Стоящий у Солнца - Алексеев Сергей Трофимович. Страница 30
– Я не думаю, я знаю, – уверенно заявила Ольга Аркадьевна. – Удостоверение показывал? Нет, мне и показывать не надо. Я человека и так вижу. Насмотрелась на них…
– А сам Андрей Аркадьевич хоть что-нибудь рассказывал? Не молчал же он все время!
– Не молчал… – проронила она. – Мне Ларису жалко было отдавать. На моих руках выросла, как дочь… Я Андрюше и говорю, мол, ей же учиться надо и замуж пора. А уедет с тобой – что там станет делать? Если сам скрываешься, то и ей придется… У Андрея только характер старый остался, смеется: я, говорит, и выучу ее, и работу найду, и замуж выдам! Такого жениха присмотрел!.. Потом он с Ларисой долго разговаривал, один на один. Не знаю, что наговорил, но она загорелась, засобиралась с отцом. Когда я их провожала – расплакалась…

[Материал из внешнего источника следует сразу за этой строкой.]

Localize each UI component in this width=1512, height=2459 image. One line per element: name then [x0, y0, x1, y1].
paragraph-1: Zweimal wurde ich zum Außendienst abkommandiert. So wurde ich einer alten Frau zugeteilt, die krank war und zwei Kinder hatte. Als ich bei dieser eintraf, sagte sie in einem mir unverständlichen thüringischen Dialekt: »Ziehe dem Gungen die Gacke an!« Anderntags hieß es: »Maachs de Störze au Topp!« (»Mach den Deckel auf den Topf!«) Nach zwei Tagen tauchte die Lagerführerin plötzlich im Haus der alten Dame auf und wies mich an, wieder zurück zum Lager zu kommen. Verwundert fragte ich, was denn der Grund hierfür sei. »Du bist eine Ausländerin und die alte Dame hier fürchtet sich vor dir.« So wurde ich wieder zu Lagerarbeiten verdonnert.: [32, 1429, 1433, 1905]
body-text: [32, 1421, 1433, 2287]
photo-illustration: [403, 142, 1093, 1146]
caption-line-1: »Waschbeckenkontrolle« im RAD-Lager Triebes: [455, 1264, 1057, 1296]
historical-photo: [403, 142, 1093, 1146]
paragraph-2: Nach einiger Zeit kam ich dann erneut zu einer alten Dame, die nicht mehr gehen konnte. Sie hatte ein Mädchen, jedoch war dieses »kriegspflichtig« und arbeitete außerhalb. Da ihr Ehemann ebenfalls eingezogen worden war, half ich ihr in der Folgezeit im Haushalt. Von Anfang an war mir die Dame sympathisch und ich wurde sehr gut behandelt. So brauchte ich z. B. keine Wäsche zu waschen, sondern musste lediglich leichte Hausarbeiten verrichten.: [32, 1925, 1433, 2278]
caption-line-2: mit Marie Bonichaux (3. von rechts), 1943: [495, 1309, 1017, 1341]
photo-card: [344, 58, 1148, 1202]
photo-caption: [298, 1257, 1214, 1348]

Ольга Аркадьевна вытерла платочком слезы и вдруг подняла на Русинова глаза, полные восхищения.
– Он мне одну вещицу подарил! На память! Это, говорит, тебе утешительница: когда затоскуешь – возьми в руку и зажми в кулак, и сразу станет хорошо. Игрушка такая… Я, дура, эту игрушку из рук не выпускала, когда Лариса уехала. – Она снова оживилась. – А еще знаете что сказал? Ей-богу, как вспомню, мне так странно становится! Не переживай, говорит, сестренка, война кончится весной сорок пятого года. И начнется снова только через сорок лет. Число «сорок», говорит, число роковое… И предупредил, чтоб никому об этом не рассказывала.
– «Сорок» значит «со роком», – задумчиво проговорил Русинов. – Он был прав… А откуда он знал – не сказал?
– Нет, не сказал, – вздохнула Ольга Аркадьевна. – Я же не спросила. Он же любил болтать, думала, успокаивает меня, чтобы за Ларису не переживала. Когда война кончилась – вспомнила. Угадал ведь! И когда эта перестройка началась – опять вспомнила… Только и слышу – там война, там война! Погляжу кругом – вроде мир, а люди гибнут… Что было не спросить, когда новая война кончится? Наверное, Андрюша знал. Когда человек живет в опасности, между жизнью и смертью, ему многое открывается. Он ведь явился-то к нам как с того света. И если бы не игрушка эта… А так достану ее, посмотрю – нет, не приснилось!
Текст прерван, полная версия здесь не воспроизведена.